Marin Katusa:          Some of the most respected, conservative money managers are now recognizing that gold is a place to preserve your wealth. When you talk about all of the private wealth there's over 4500 family offices just in the US that have over 50 million in assets under management that have pulled out of the hedge-funds, that are looking to just preserve their wealth. If you're a Brit holding pounds this past 24 hours you sure wish you had exposure to gold not to your currency. There's no doubt that we are in a deflationary market for these currencies. They're all looking at depreciating their currency value, and the only way to protect yourself in that is having quality assets. There's no better currency to hold in a depreciating currency market than gold.

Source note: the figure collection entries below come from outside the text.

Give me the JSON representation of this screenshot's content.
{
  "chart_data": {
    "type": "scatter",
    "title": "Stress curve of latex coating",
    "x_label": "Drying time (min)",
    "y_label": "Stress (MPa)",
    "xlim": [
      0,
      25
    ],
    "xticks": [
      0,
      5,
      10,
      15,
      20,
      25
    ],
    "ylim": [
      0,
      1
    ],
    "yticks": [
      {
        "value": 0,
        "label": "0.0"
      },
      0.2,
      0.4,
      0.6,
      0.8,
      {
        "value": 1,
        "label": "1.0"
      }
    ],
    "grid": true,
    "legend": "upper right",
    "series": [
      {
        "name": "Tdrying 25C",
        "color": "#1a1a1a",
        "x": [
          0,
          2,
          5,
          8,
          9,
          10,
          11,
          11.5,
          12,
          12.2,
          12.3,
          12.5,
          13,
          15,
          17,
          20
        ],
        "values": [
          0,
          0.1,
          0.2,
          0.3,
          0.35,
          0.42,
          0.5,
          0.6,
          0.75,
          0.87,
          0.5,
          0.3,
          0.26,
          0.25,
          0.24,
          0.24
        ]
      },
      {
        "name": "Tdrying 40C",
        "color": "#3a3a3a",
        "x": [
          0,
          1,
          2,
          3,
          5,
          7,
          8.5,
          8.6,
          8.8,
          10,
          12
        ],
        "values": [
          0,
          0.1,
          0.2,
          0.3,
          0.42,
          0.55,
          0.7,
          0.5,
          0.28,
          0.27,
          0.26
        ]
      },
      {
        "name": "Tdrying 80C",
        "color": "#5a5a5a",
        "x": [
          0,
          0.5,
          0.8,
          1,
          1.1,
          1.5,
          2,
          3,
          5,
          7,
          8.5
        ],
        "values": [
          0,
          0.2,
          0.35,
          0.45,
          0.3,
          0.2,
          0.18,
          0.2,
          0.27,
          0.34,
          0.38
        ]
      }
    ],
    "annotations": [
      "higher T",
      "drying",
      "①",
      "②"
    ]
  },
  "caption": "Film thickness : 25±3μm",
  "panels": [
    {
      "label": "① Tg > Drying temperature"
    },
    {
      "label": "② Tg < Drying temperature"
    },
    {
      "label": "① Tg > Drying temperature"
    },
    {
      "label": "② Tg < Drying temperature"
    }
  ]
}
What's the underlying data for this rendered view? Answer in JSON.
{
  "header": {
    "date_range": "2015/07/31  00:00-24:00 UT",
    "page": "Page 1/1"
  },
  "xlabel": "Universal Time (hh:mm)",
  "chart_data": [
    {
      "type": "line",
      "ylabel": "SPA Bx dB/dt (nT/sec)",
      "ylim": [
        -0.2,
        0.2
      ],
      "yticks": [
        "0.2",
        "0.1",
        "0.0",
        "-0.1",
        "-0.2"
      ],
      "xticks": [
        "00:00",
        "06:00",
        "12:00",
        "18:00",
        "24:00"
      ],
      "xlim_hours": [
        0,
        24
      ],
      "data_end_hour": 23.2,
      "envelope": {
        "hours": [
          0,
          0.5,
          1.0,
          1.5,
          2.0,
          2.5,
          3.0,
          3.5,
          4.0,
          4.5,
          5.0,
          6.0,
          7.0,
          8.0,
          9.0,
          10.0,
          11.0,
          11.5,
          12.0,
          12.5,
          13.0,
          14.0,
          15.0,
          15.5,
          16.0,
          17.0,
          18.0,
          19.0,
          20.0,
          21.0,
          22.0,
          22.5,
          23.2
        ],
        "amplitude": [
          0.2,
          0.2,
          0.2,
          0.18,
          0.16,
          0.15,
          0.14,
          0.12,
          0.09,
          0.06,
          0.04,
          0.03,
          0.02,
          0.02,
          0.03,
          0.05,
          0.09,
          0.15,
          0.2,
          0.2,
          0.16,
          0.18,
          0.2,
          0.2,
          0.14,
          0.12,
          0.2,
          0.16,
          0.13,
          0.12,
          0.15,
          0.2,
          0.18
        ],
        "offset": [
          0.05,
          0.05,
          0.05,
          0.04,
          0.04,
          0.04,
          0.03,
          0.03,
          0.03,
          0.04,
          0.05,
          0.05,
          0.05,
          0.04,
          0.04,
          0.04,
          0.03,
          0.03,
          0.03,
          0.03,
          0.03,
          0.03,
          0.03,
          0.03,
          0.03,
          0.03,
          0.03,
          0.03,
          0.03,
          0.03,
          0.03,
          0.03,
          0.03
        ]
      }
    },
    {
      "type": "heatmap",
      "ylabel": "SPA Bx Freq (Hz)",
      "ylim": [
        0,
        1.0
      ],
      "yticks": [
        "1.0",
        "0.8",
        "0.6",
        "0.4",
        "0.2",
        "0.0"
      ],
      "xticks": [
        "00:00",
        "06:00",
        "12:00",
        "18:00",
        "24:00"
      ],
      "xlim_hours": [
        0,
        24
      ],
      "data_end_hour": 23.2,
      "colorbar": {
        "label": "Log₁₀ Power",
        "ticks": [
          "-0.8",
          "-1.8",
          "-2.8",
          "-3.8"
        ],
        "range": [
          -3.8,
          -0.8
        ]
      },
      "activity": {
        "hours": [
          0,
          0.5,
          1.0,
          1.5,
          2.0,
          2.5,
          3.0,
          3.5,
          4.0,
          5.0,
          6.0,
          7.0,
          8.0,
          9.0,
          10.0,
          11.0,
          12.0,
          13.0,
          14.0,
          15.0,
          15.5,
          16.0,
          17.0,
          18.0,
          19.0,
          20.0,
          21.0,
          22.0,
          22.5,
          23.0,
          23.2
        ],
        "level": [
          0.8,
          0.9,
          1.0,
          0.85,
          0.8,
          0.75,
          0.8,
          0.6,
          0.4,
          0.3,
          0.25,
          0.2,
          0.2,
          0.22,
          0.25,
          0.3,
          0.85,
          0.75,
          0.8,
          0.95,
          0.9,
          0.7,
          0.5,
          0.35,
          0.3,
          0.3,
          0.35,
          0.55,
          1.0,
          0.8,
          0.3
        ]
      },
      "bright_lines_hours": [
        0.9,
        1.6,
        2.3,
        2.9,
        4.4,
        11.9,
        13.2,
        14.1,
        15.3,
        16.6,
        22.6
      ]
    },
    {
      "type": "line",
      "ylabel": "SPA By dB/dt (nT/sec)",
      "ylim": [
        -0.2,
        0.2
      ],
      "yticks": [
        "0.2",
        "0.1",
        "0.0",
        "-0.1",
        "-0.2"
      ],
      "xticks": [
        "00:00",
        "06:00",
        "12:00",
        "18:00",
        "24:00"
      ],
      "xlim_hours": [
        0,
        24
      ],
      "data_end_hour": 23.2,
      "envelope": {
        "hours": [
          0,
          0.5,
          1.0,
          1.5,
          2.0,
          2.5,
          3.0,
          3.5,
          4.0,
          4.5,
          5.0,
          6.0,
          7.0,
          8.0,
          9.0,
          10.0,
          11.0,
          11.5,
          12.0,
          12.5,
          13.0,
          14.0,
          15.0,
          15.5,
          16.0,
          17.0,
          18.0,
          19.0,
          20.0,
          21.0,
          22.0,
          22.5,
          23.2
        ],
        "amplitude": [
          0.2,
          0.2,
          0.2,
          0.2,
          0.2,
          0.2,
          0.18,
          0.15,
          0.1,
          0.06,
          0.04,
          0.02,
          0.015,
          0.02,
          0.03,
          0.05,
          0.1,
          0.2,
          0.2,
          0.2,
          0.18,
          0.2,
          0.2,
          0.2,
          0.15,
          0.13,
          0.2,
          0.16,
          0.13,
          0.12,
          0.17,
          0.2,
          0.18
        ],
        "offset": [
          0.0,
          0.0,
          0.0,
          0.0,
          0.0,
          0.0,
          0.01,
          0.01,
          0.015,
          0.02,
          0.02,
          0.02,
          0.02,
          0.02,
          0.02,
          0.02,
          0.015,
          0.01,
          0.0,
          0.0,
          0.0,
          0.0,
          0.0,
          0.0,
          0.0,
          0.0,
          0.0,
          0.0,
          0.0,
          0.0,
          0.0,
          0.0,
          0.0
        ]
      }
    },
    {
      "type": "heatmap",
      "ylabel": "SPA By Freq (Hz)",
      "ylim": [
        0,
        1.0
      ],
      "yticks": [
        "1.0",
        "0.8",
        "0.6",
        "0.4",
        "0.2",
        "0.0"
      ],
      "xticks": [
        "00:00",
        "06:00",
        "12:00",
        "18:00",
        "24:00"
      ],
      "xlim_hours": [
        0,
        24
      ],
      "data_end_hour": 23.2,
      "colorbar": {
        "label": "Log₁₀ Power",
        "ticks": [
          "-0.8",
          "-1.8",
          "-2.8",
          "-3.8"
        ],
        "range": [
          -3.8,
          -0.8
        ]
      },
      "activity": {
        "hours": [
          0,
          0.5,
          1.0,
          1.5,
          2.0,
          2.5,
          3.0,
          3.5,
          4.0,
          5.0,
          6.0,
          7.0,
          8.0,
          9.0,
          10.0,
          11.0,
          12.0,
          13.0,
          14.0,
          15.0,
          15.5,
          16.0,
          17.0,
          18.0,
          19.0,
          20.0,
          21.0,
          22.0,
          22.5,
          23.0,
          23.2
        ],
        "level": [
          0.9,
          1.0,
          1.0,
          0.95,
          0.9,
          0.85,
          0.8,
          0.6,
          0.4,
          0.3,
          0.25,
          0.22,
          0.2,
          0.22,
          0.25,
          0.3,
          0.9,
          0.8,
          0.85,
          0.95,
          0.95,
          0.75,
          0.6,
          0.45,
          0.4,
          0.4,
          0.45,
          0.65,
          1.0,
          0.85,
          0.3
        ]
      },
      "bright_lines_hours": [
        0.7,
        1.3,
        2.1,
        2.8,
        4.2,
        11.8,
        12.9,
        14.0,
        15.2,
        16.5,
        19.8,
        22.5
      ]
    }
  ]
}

                                You're going to see a huge race into gold, and look depending on the people's risk they'll either buy gold, or gold ETFs, the producers. You will see it in every cycle. People are looking to get that return, and they want exposure to the upside, and you're going to see companies either buy out, make a hostile bid for BRI, or BRI's going to spin out like what happened with Ross Beady's company in Lumina. Where many companies came out, because a problem with BRI is this: It has too many quality assets in it, and investors don't understand that the sum of the parts is much greater than what it's trading at today. We will see eventually Amir sell Sao Jorge, or maybe sell the Uranium asset, or spin it out. I don't know what's going to happen, but they'll be significant shareholder valuations here that we are going to realize.

Nick Hodge:             It's exciting times ahead for gold markets, gold speculators, gold bugs, and especially BRI, and it's shareholders. Appreciate you to tell us a little bit more about your fund, and the back-drop of the Brazil Resources story today. I know I'm always a little bit smarter each time I talk to you, so thanks again.

Marin Katusa:           Always a pleasure, Nick. Take care of yourself.

Nick Hodge:             You as well, Marin. Thanks a lot.